It seems that Australia is dominated by a parochial, racist and colonialist past, the legacy of which poisons the present and leaches into any conceivable future. The signs are there in the vituperative condemnation heaped on refugees, in the excesses of greed and consumption assumed by the assertion of aspiration. But equally dispiriting is the contemporary language that reduces working-class expression and experience to that of the ‘bogan’. Just as the right-wing disavowal of the terminology of class is revealing of conservative politics, there is also something revealing about the evasions and fears of the bourgeois Left in the contempt for the ‘bogan’. A smug, easy term; again, it lets us off the hook, and it deflects us from the real work that needs to be done. It is as if in losing our ideological certainties since the end of the Cold War, the Left resentfully creates a monster of the working-class people who didn’t play out the historical role assigned to them.
…Words such as ‘bogan’, ‘aspirational’ and ‘redneck’ hide and confuse tensions that in an older politics might correctly have been addressed as class antagonisms. Such terminology obscures the radical nature of the changes inflicted on relations of labour, production and economics in a globalised neoliberal world. They also confuse politics and morality, and further alienate working people from engagement and participation within the Left.

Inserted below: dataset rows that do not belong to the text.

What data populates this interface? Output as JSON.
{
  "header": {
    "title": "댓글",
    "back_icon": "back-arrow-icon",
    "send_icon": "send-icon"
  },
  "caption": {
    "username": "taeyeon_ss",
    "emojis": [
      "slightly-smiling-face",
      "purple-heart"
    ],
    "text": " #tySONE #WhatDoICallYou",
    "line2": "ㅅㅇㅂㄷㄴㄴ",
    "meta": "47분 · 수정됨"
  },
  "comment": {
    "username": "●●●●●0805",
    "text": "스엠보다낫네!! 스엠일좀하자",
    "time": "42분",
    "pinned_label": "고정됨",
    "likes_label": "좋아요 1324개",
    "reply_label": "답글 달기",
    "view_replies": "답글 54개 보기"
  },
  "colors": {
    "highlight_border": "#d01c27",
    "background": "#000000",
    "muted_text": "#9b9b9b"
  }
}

The danger of confusing morality with politics is that it appropriates categories of sin, guilt and redemption that are more appropriate to the language of religion than they are to the elucidation of political economy. And the result? The criminalisation of a range of working-class experiences and lives. Moral panics underlie the fear of any congregation of working-class people, whether on the street or at a post-football match barbecue on a Saturday night. I don’t want to dismiss the real and brutal effects of misogyny or homophobia or racism that do occur and need to be challenged in a great deal of Australian working-class culture, but I do want to claim there is much in that culture to be defended and respected. Misogyny and homophobia and racism also occur in the bourgeois classes with monotonous regularity. But wealth and property, education and privilege allow for opportunity, for escape. They also act as protection against the most coercive, intrusive and punishing forms of state intervention.